Hi Robin! Couldn’t agree more.
Dana, if those are the only chess graphs you’ve ever seen, you’re definitely not familiar with the chess-related data mining by Randal Olson. For example:
“A data-driven exploration of the evolution of chess: Popularity of openings over time”
http://www.randalolson.com/2014/05/26/a-data-driven-exploration-of-the-evolution-of-chess-popularity-of-openings/
“The key to Magnus Carlsen’s success as a chess grandmaster”
http://www.randalolson.com/2014/06/07/the-key-to-magnus-carlsens-success-as-a-chess-grandmaster/
Interesting insight: “What has been the key to Carlsen’s success? Below, I charted Carlsen’s win, loss, and draw rates since 2001. Surprisingly, Carlsen doesn’t seem to be winning more games today than he did in 2001. Instead, it appears the key to his success is taking games that he used to consistently lose — especially games as Black — and instead forcing them into a draw.”
“Chess tournament games and Elo ratings”
http://www.randalolson.com/2014/05/24/chess-tournament-matches-and-elo-ratings/
The unsurprising, but still interesting, takeaways from this one include:
*ELO ratings tend to predict game outcome
*Uneven chess games tend to end faster
*The percentage of non-drawn games won by White increases as the average ELO rating of the two players increases
*Draws are more common in expert games
“A data-driven exploration of the evolution of chess: Game lengths and outcomes”
http://www.randalolson.com/2014/05/24/a-data-driven-exploration-of-the-evolution-of-chess-match-lengths-and-outcomes/
“A data-driven exploration of the evolution of chess: Moves, captures, and checkmates”
http://www.randalolson.com/2014/05/27/a-data-driven-exploration-of-the-evolution-of-chess-moves-captures-and-checkmates/
Great stuff! Thanks, Jim! One of the purposes of data mining is to gain insights that might have been missed by even an expert in the domain. To me, Weir’s second figure really stands out in this regard. Some of Olson’s figures also provide good insights. The change in usage of rooks, knights, and pawns over time is really a surprise, for example.
The increase in the length of games over time is less of a surprise, but quite important. One of the great abilities of modern players, especially Carlsen, is the ability to “keep a game alive,” so that instead of petering out to a draw the position maintains some winning chances for 50, 60, 70 moves. I think that is driving the increase in game length.
Hi Dana, I added an additional graph to that blog post to try to tease out the year effect. There certainly is a strong alignment of year with the first component.
See: http://www.robweir.com/blog/2015/02/analysis-of-world-chess-champion-opening-repertoires.html
The next thing I want to try is to look at strong games from a more limited time period, say 2000-2015, so the 150 year long evolution of opening theory is not such a large factor. In other words, it might be more meaningful to compare Anand and Carlsen if we don’t also need to explain Steinitz at the same time.
Hi Rob, thanks for your reply and thanks for posting my comment on your post! I have two comments.
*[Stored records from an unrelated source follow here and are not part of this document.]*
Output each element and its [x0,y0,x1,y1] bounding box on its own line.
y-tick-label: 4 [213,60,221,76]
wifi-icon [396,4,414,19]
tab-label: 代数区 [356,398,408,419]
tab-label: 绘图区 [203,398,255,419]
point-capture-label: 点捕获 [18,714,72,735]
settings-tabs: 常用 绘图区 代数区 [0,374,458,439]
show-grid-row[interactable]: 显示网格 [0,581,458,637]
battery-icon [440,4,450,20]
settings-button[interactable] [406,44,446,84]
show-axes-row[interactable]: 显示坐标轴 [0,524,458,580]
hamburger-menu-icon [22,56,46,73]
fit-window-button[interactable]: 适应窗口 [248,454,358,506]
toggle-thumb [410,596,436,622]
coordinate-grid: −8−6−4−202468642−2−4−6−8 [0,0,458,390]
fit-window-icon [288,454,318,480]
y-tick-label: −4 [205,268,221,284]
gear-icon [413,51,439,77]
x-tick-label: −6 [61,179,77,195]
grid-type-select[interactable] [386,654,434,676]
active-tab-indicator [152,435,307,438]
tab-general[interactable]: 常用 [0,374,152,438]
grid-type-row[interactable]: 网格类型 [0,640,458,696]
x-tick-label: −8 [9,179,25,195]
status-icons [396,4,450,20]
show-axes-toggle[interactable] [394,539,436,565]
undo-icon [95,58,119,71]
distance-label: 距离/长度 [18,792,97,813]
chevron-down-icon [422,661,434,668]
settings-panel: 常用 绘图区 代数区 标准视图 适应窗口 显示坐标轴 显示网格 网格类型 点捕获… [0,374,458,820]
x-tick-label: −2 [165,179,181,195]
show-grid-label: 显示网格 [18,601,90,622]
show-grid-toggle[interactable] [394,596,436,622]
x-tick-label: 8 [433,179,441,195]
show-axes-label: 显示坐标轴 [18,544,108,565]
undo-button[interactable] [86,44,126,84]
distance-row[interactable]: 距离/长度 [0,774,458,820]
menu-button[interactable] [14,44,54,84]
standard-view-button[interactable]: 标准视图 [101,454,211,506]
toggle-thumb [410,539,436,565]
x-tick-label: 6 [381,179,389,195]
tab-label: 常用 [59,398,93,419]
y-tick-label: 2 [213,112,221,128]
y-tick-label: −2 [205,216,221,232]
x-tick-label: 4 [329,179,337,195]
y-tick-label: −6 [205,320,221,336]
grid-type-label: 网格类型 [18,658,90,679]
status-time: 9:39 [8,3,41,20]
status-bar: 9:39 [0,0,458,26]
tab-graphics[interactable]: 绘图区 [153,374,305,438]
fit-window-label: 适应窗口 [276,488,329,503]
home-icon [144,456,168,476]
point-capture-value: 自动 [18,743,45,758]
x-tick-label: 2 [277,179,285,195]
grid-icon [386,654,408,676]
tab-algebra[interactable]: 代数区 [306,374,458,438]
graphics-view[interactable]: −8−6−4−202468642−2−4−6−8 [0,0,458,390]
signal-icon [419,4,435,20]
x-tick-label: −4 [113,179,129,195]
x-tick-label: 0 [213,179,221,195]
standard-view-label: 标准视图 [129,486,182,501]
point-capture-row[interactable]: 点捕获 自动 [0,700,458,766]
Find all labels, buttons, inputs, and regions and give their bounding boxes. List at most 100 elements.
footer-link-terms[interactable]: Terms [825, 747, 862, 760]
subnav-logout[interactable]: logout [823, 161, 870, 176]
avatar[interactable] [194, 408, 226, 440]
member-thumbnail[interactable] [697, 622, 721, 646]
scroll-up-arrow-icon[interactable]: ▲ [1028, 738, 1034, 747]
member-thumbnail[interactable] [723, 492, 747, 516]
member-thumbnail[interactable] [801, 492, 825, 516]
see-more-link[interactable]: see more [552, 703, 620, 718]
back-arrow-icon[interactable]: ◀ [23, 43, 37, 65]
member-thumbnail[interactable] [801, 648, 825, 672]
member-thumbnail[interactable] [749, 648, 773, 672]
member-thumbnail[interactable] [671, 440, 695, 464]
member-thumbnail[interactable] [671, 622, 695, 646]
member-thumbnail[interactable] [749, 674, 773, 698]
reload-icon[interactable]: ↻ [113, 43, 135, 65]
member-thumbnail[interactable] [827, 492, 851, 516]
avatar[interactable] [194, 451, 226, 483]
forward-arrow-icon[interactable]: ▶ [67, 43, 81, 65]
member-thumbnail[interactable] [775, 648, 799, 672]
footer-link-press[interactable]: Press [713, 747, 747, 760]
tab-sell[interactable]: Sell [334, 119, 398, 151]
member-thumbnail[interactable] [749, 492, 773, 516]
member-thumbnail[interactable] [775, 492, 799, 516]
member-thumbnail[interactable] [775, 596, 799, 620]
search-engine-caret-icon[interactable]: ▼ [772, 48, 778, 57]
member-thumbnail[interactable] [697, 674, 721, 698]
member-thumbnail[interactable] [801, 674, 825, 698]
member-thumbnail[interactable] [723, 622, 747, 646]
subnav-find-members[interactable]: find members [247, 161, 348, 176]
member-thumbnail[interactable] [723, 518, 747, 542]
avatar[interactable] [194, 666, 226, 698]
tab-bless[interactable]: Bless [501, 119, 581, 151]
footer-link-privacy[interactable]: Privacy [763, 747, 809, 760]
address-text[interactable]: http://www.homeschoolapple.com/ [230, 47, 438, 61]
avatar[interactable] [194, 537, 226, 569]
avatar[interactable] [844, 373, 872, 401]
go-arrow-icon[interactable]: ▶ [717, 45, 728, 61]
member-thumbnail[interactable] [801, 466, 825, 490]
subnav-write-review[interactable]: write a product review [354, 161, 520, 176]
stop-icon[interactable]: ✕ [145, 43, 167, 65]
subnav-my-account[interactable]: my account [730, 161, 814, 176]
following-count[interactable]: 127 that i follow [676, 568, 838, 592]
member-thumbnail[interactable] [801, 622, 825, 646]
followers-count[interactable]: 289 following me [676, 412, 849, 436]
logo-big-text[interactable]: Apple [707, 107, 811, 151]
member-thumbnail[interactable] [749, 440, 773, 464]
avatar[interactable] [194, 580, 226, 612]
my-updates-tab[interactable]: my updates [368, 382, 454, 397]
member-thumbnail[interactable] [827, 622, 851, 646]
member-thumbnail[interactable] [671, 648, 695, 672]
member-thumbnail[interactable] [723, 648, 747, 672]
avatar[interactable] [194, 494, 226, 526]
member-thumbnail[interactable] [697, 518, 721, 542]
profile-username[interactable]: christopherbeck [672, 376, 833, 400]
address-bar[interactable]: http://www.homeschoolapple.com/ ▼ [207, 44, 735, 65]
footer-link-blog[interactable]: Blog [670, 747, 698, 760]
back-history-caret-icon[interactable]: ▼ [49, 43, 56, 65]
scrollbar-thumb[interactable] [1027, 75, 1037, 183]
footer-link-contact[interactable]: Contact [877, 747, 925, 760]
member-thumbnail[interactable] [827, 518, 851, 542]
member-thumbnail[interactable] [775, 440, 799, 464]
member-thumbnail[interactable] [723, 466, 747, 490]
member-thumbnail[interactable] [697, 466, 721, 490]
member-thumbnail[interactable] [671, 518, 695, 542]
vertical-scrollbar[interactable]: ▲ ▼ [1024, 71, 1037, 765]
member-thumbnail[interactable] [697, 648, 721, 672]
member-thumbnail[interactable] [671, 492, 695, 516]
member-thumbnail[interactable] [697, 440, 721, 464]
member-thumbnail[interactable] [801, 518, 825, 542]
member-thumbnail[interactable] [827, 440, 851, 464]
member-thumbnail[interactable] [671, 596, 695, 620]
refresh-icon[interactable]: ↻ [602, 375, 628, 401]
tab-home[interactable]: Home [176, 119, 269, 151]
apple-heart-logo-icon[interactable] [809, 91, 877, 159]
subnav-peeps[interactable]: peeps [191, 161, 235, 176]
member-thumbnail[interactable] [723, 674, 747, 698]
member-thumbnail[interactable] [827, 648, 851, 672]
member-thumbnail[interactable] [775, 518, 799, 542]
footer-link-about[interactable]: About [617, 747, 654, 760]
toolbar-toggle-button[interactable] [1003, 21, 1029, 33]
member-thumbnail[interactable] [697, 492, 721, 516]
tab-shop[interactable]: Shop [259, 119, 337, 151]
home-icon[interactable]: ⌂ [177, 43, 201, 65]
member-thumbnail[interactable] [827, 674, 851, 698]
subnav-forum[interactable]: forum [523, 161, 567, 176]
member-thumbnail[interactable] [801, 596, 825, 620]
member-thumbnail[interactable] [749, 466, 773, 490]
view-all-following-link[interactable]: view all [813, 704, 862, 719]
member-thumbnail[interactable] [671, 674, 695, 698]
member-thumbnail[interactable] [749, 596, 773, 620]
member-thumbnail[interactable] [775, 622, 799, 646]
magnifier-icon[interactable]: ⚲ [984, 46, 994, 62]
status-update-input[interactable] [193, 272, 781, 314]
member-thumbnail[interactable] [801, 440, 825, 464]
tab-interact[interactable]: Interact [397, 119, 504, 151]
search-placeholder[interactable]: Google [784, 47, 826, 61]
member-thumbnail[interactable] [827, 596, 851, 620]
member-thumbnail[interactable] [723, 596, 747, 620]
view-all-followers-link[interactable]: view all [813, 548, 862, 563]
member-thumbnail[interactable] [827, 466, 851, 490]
(1) I think it would be a very good idea to do the 2000-2015 time period. With the year effect removed, you might be able to identify other meaningful principal components.
(2) Although I know the mathematical theory of PCA is based on the idea of *linear* components, I think that this is a case where the data itself is telling you something different. When you flatten down the chronological process into a line, you miss the ways in which Capablanca, Alekhine, and Botvinnik were moving in a direction that didn’t strictly fit the open-closed dichotomy. You *completely* miss the difference between Botvinnik and Fischer, who are similar on the first component but at opposite ends on the second component.
For the time being, I’m sticking to my hypothesis that the two most informative domain-specific pieces of information in this data set are not x and y, but x and theta. I’d be willing to bet that such a phenomenon has not been reported before in the literature on principal component analysis!